Turkish Prime Minister Recep Tayyip Erdogan met with Syrian President Bashar Assad in Damascus Wednesday to discuss restarting stalled negotiations between Syria and Israel.
Following the meeting, Erdogan told reporters he visited Syria after receiving several requests to help revive peace talks between Israel and Syria.
“We feel a responsibility ... Requests to resume the process have started to come.

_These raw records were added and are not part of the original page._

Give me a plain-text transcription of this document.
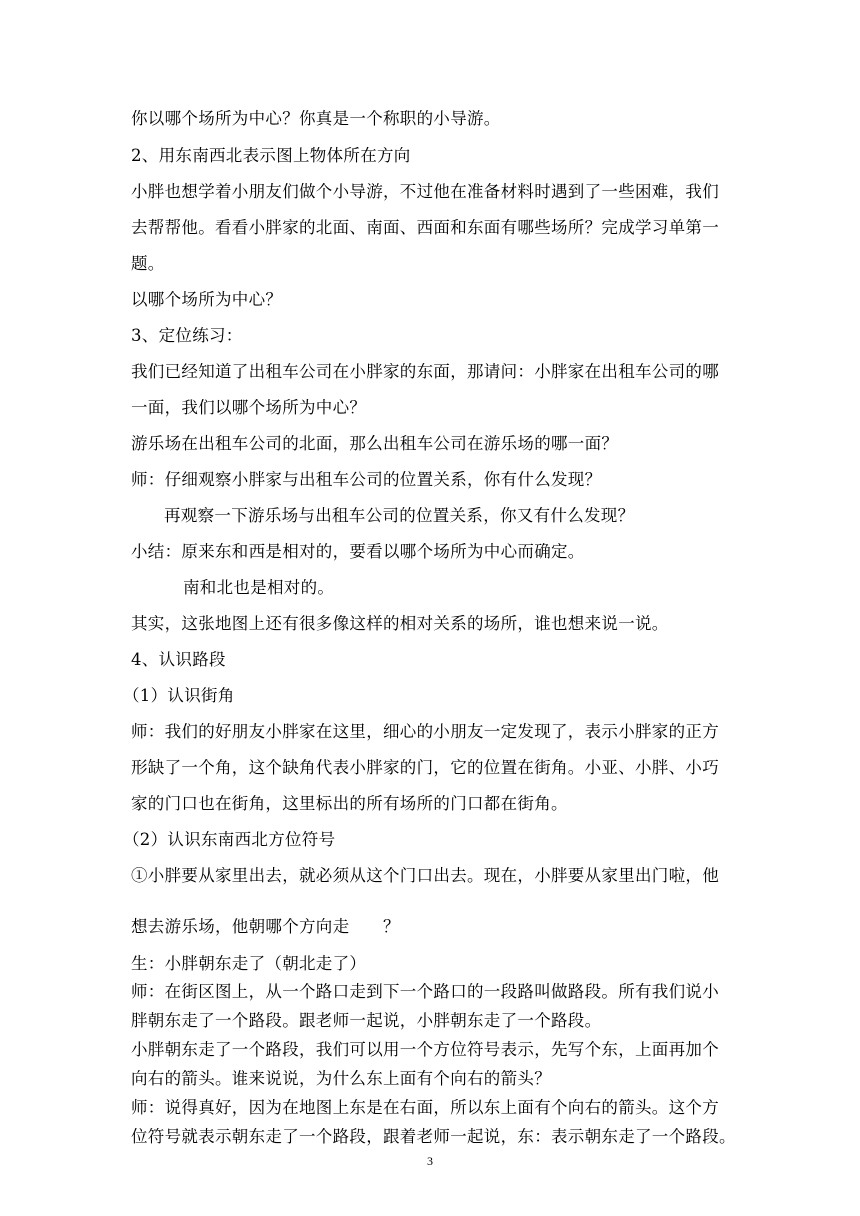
你以哪个场所为中心？你真是一个称职的小导游。
2、用东南西北表示图上物体所在方向
小胖也想学着小朋友们做个小导游，不过他在准备材料时遇到了一些困难，我们
去帮帮他。看看小胖家的北面、南面、西面和东面有哪些场所？完成学习单第一
题。
以哪个场所为中心？
3、定位练习：
我们已经知道了出租车公司在小胖家的东面，那请问：小胖家在出租车公司的哪
一面，我们以哪个场所为中心？
游乐场在出租车公司的北面，那么出租车公司在游乐场的哪一面？
师：仔细观察小胖家与出租车公司的位置关系，你有什么发现？
再观察一下游乐场与出租车公司的位置关系，你又有什么发现？
小结：原来东和西是相对的，要看以哪个场所为中心而确定。
南和北也是相对的。
其实，这张地图上还有很多像这样的相对关系的场所，谁也想来说一说。
4、认识路段
（1）认识街角
师：我们的好朋友小胖家在这里，细心的小朋友一定发现了，表示小胖家的正方
形缺了一个角，这个缺角代表小胖家的门，它的位置在街角。小亚、小胖、小巧
家的门口也在街角，这里标出的所有场所的门口都在街角。
（2）认识东南西北方位符号
①小胖要从家里出去，就必须从这个门口出去。现在，小胖要从家里出门啦，他
想去游乐场，他朝哪个方向走　　？
生：小胖朝东走了（朝北走了）
师：在街区图上，从一个路口走到下一个路口的一段路叫做路段。所有我们说小
胖朝东走了一个路段。跟老师一起说，小胖朝东走了一个路段。
小胖朝东走了一个路段，我们可以用一个方位符号表示，先写个东，上面再加个
向右的箭头。谁来说说，为什么东上面有个向右的箭头？
师：说得真好，因为在地图上东是在右面，所以东上面有个向右的箭头。这个方
位符号就表示朝东走了一个路段，跟着老师一起说，东：表示朝东走了一个路段。
3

We are working on the issue,” Erdogan told reporters.
In 2008, Turkey brokered four rounds of indirect talks between Israel and Syria, which have been delayed since December due to Israel’s Operation Cast Lead in the Gaza Strip.
Responding to news of the meeting, Prime Minister Benjamin Netanyahu’s media advisor Nir Hefetz said, “The Prime Minister said that he is willing to travel to anywhere necessary to this end, and that any channel – the Turkish or the American – is legitimate.”
Meanwhile, a senior Likud part member in Israel questioned Erdogan’s role as a neutral broker and expressed doubt on Assad’s willingness to forge peace.
As a precondition to peace negotiations, Syria seeks the entire return of the Golan Heights, which Israel seized during the 1967 Six Day War. In May, however, Assad played down the possibility of talks, saying Syria lacked a “partner.”